Harry sucked in a deep breath then went in for the kill. Ginny felt his lips press against hers lightly. The moment ended before she could get a grasp on it.

"What about now?" Harry whispered.

"Hmm . . ." Ginny pretended to consider. "There's still a dull ache."

"Let me try again." Harry kissed her again, but this time he lingered long enough so that she felt her heart speed up and her stomach twist into knots. He pulled away, but still kept his face close. "Am I doing this right?"

"Most definitely," Ginny affirmed. She put her arms on his shoulders, and he leaned down for another kiss. Her arms felt limp, and she wrapped them carefully around his neck. She felt his hand go to her waist, trying to pull her closer. Everything seemed dazed with ragged edges, dulled by the feelings Harry was creating inside of her.

Until Ron came in.

"What the bloody hell is this?"

Ginny's arms dropped immediately from Harry's neck and they jumped away from each other as if shocked by an electric current. And not in the pleasurable way Ginny had just been experiencing. Ron was standing at the top of the hill, about ten feet away from them. Hermione and the twins were standing behind him. Hermione was muttering something in Ron's ear, but he ignored her. The twins looked ready to make a few jabbing remarks that would make Ginny's cheeks redder than ever. Ron looked lethal.

Harry stood up, and Ginny followed suit. "We were just talking," Harry explained.

"Talking my arse.
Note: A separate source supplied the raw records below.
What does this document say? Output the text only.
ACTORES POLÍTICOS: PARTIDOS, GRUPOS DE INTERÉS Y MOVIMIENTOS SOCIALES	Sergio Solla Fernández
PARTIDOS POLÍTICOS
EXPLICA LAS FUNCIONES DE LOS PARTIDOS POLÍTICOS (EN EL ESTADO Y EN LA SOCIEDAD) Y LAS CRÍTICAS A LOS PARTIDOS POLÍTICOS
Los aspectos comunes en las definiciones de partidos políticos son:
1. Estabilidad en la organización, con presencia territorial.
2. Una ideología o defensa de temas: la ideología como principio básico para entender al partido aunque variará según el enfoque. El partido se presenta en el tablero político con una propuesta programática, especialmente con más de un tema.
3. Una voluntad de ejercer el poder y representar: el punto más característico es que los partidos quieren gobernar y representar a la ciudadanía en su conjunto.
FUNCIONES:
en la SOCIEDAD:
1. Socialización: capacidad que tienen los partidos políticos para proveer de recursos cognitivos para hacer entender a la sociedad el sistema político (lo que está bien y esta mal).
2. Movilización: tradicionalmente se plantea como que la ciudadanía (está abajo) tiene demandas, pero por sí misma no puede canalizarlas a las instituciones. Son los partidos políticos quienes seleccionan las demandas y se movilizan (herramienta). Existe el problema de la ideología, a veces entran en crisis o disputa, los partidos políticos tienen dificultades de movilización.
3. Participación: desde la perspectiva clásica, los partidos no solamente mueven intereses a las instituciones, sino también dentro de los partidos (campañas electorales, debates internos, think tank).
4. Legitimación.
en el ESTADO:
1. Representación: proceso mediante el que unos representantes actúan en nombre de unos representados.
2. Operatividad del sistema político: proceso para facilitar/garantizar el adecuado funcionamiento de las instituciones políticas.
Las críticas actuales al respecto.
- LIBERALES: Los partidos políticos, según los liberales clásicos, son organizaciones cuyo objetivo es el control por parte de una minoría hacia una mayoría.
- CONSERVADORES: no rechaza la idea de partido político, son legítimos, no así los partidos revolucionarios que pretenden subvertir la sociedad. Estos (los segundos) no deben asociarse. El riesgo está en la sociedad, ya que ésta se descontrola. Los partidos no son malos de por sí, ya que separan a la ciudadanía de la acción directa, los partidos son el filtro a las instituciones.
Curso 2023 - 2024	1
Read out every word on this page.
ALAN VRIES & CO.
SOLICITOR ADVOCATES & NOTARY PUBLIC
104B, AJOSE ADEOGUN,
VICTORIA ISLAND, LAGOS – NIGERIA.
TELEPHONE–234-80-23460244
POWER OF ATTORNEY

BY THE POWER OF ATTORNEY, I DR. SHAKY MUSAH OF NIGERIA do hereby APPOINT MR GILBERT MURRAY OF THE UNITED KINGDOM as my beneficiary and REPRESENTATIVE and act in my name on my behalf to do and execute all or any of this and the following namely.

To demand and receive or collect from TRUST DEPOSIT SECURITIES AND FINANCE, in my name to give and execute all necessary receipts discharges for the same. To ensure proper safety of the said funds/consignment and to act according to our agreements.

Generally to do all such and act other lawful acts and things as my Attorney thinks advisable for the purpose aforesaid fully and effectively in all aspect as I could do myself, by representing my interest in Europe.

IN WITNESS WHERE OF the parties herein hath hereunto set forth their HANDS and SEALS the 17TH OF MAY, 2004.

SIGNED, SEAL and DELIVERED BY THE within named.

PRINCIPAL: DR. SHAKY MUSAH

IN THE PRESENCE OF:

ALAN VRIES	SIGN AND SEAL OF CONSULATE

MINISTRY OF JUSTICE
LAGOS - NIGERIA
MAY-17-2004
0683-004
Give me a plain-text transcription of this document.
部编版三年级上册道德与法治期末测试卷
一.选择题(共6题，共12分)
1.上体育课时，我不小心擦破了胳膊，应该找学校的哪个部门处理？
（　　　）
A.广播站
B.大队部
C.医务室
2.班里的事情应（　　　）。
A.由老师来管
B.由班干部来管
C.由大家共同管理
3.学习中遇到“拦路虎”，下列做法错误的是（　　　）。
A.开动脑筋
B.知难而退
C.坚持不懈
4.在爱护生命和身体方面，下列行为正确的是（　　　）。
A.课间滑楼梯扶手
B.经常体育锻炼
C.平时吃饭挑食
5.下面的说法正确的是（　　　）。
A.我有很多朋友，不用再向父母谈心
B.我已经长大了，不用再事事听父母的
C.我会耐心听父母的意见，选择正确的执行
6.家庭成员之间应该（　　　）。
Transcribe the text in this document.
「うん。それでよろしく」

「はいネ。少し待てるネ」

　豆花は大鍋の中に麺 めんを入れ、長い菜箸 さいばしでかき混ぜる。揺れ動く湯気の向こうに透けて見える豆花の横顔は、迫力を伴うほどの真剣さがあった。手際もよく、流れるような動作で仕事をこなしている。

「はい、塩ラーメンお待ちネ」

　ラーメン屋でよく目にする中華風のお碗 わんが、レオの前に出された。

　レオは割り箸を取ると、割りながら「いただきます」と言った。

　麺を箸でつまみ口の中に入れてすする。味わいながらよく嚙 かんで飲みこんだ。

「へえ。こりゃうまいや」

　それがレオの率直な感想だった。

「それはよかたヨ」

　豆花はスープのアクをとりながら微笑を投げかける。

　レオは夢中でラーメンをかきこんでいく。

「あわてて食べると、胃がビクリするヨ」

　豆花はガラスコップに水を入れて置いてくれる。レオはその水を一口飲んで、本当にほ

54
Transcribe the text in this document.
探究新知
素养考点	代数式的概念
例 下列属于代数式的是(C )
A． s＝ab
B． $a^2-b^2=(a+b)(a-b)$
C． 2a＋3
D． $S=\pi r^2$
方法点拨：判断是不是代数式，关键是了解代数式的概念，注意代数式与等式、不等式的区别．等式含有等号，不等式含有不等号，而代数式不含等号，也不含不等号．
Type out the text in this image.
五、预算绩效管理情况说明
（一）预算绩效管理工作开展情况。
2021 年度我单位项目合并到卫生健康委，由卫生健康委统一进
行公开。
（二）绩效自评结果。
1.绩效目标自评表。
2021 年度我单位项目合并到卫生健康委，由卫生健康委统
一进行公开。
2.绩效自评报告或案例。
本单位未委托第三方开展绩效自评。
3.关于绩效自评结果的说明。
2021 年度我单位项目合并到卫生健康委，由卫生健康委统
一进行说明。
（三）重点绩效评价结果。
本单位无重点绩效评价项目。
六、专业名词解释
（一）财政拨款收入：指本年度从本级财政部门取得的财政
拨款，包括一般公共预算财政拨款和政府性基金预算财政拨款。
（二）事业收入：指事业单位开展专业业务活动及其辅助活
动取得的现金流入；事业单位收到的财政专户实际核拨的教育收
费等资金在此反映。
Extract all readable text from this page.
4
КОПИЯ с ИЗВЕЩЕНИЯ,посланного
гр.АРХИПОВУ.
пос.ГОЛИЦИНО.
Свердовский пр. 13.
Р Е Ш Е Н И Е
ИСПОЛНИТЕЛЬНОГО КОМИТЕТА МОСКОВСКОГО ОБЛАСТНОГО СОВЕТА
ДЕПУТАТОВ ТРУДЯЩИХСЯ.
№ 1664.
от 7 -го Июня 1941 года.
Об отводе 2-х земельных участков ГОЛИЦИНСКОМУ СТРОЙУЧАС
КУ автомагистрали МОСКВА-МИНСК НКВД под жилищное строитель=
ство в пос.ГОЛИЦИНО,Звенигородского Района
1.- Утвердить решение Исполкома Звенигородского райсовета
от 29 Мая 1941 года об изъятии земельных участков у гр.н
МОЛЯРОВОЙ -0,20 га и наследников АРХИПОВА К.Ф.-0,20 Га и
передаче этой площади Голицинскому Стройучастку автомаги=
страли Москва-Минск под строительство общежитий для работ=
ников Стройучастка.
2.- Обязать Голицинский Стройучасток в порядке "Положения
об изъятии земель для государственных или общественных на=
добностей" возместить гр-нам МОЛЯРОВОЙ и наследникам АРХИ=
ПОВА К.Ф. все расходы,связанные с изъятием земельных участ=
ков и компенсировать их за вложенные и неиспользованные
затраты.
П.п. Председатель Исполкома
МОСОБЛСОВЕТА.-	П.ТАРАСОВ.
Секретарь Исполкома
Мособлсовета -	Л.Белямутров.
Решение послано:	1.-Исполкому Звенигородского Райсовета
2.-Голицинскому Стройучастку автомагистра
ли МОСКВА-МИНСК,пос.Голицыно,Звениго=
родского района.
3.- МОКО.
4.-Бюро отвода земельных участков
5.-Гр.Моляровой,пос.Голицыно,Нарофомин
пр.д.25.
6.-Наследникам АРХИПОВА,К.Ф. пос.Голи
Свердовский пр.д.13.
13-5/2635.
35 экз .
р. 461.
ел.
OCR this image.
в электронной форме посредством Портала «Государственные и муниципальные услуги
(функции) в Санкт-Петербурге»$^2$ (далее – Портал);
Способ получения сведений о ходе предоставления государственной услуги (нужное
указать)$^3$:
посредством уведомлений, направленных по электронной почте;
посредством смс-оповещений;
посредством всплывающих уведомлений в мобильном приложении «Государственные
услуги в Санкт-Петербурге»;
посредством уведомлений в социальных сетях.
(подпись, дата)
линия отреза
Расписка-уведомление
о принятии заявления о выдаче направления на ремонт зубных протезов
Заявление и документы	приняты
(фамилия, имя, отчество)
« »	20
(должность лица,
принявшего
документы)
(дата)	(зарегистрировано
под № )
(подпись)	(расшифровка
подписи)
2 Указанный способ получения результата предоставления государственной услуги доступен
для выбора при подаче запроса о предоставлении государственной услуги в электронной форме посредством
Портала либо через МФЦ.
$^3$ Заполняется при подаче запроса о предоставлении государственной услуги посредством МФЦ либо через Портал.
Come on, you guys," Ron said, motioning for the twins to follow him as he started to stomp towards Harry.

Harry put his hands on Ginny's waist and put her in front of him. "You promised you'd protect me if he came at me," he reminded her.

"Ron, funny you should show up," Ginny said, a slow smile spreading across her features. "I was just telling Harry that story about your friend Daisy Macey. Remember her?" Ron glowered. "Do you think Hermione might want to hear the story too?"

Everyone was laughing except for Hermione and Ron. Hermione because she didn't know the story, but Ginny had every intention of telling her when they went to bed that night. Ron looked torn between embarrassment and brotherly protection.

"No, I don't think Hermione would enjoy that particular story," Ron gritted out between clenched teeth.

"Hmm." Ginny shrugged. She pretended to just notice the time of day. "Wow, it's getting really dark. Why don't we head back to the common room. Maybe play a game of chess."

Ron glanced at Hermione, who was smirking. He looked back at Ginny angrily, but he knew all about the Daisy Macey story. He had no intention of allowing Hermione to hear it. "That sounds like a grand idea."

Ginny heard Harry sigh with relief next to her. "If this story doesn't last, you could always threaten him with the one about the gnome hole."

"Oh, I do intend to," Ginny said with a wicked laugh.

"Do you think he'll come around?"

"With the right embarrassing stories hanging over his head, he's bound to," Ginny assured Harry.